Solution
Understanding the question
Let us first identify the different sets mentioned in this question,
• The universal set is the players of the team.
• Among them,
o Set A is the people who are batsmen,
o Set B is the people who are bowlers, and
o Set C is the people who are wicket-keepers
o In this question, the number of players who can do neither of the above = 0
Now that we have identified the sets mentioned in the question, let’s understand the information given about them
• We are told that the total number of players in the team = 20
• Among them, there are certain number of wicket-keepers and all of them are either batsmen or bowler or both.

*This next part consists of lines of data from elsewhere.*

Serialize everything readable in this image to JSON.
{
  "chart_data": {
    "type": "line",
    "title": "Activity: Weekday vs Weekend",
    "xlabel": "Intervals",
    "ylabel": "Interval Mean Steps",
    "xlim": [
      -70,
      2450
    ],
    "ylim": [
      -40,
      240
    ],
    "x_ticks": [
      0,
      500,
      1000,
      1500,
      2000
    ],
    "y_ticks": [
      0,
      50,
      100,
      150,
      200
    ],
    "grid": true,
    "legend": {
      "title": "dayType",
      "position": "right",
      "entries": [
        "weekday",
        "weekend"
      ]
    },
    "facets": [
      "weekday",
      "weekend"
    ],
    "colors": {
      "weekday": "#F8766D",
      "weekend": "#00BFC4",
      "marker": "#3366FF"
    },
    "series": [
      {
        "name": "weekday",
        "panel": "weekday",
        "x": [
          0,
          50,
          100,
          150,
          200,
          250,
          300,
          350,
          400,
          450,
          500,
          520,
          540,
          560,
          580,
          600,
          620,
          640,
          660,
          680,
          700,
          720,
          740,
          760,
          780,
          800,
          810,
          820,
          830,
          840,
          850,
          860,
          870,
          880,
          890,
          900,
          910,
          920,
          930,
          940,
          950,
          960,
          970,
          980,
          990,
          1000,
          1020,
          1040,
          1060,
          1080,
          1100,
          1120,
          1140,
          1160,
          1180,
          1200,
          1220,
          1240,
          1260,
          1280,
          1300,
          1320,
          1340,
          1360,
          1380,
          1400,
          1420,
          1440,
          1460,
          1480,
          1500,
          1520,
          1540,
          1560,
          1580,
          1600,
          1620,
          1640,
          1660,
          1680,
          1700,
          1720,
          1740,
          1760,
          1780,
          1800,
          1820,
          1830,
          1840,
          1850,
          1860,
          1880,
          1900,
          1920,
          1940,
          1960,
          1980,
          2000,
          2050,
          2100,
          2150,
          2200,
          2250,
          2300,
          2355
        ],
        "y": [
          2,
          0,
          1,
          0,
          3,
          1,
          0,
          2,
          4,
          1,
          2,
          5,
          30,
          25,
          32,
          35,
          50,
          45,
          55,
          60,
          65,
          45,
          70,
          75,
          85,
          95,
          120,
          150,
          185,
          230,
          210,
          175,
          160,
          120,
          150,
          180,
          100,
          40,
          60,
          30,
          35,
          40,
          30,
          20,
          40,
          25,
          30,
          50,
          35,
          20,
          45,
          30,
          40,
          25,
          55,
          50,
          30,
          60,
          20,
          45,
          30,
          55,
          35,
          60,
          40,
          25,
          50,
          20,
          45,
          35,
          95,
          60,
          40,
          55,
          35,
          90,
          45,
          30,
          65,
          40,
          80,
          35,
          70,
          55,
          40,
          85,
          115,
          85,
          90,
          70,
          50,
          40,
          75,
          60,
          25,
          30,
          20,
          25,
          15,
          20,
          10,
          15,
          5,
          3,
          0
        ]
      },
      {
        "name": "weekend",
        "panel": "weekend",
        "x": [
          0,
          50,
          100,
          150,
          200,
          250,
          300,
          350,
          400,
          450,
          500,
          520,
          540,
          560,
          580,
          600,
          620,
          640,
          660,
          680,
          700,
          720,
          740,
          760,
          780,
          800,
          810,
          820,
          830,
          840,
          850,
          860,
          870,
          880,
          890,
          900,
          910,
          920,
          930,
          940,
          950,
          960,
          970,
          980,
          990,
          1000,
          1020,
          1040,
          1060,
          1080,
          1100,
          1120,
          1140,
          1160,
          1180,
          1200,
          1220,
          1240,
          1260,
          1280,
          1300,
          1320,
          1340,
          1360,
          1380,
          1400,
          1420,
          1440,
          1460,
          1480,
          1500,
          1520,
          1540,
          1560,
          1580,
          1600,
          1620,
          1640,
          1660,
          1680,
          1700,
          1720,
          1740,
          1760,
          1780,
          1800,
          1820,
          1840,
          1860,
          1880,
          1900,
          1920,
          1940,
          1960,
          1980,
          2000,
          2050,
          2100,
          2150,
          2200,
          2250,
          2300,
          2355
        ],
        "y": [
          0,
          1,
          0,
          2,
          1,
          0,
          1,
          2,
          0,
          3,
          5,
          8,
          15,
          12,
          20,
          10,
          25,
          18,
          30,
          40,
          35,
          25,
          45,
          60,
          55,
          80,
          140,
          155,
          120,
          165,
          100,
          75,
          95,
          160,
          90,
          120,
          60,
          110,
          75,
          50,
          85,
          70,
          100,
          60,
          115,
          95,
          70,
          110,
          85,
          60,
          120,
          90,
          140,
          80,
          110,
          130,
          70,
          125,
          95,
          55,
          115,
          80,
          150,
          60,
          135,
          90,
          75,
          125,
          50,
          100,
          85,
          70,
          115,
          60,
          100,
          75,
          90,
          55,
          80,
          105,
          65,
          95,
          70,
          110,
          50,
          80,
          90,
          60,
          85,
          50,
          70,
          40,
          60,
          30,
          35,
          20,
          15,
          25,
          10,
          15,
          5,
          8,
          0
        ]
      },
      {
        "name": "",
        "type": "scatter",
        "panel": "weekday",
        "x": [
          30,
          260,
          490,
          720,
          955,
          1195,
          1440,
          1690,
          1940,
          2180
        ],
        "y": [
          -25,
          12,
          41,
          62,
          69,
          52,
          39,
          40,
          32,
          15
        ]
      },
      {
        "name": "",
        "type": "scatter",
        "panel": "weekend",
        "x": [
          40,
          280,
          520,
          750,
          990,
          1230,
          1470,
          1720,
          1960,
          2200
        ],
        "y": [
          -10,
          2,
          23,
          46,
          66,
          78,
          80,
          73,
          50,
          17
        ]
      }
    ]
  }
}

o This implies that there is no player, in the team, who is only a wicket-keeper
o The number of wicket-keepers who can only bat = 3, and
o The number of wicket-keepers who can only bowl = 1
• We are also told that there are atleast 5 players, who can only bat, and atleast 5 players , who can only bowl
• Five players in the team are all-rounders, who can bat and bowl, but are not wicket-keepers
• And we need to find out the maximum number of players, who can do all three things.
Draw the Venn Diagram
Now that we have understood all the information that is given to us, let’s represent this information in a two-set venn-diagram.
Let’s find relationships between different entities in the venn diagram using the information given to us
• In this question, n(U) = n(A or B or C)
• Thus,
o n(U) = n(A or B or C) = a + b + c + d + e + f + g = 20
o We know, c = 0, since there is no player who is only a wicket-keeper
So, a + b + d + e + f + g = 20 ……… (1)
• And, we are given that,
o n(only A and C) = 3, which implies that f = 3
o n(only B and C) = 3, which implies that e = 1
o n( only A and B) = 5, which implies that d = 5
• Substituting these values in equation (1), we get, a + b + g = 20 – 3 – 1 - 5 = 11 ……. (2)
• We are also given that,
o n(only A) ≥ 5 => a ≥ 5
o n(only B) ≥ 5 => b ≥ 5
• In equation (2), a + b + g = 11, ‘g’ represents the number of the players, who can do all three things
o For ‘g’ to be maximum, (a + b) must be minimum
o We know that the minimum value of a and b are 5 each. So, the minimum value of a + b = 5 + 5 = 10
o Therefore, the maximum value of g = 11 – 10 = 1
Hence, the maximum number of players, in the team, who can do all three things = 1
Hence, the correct answer is option B.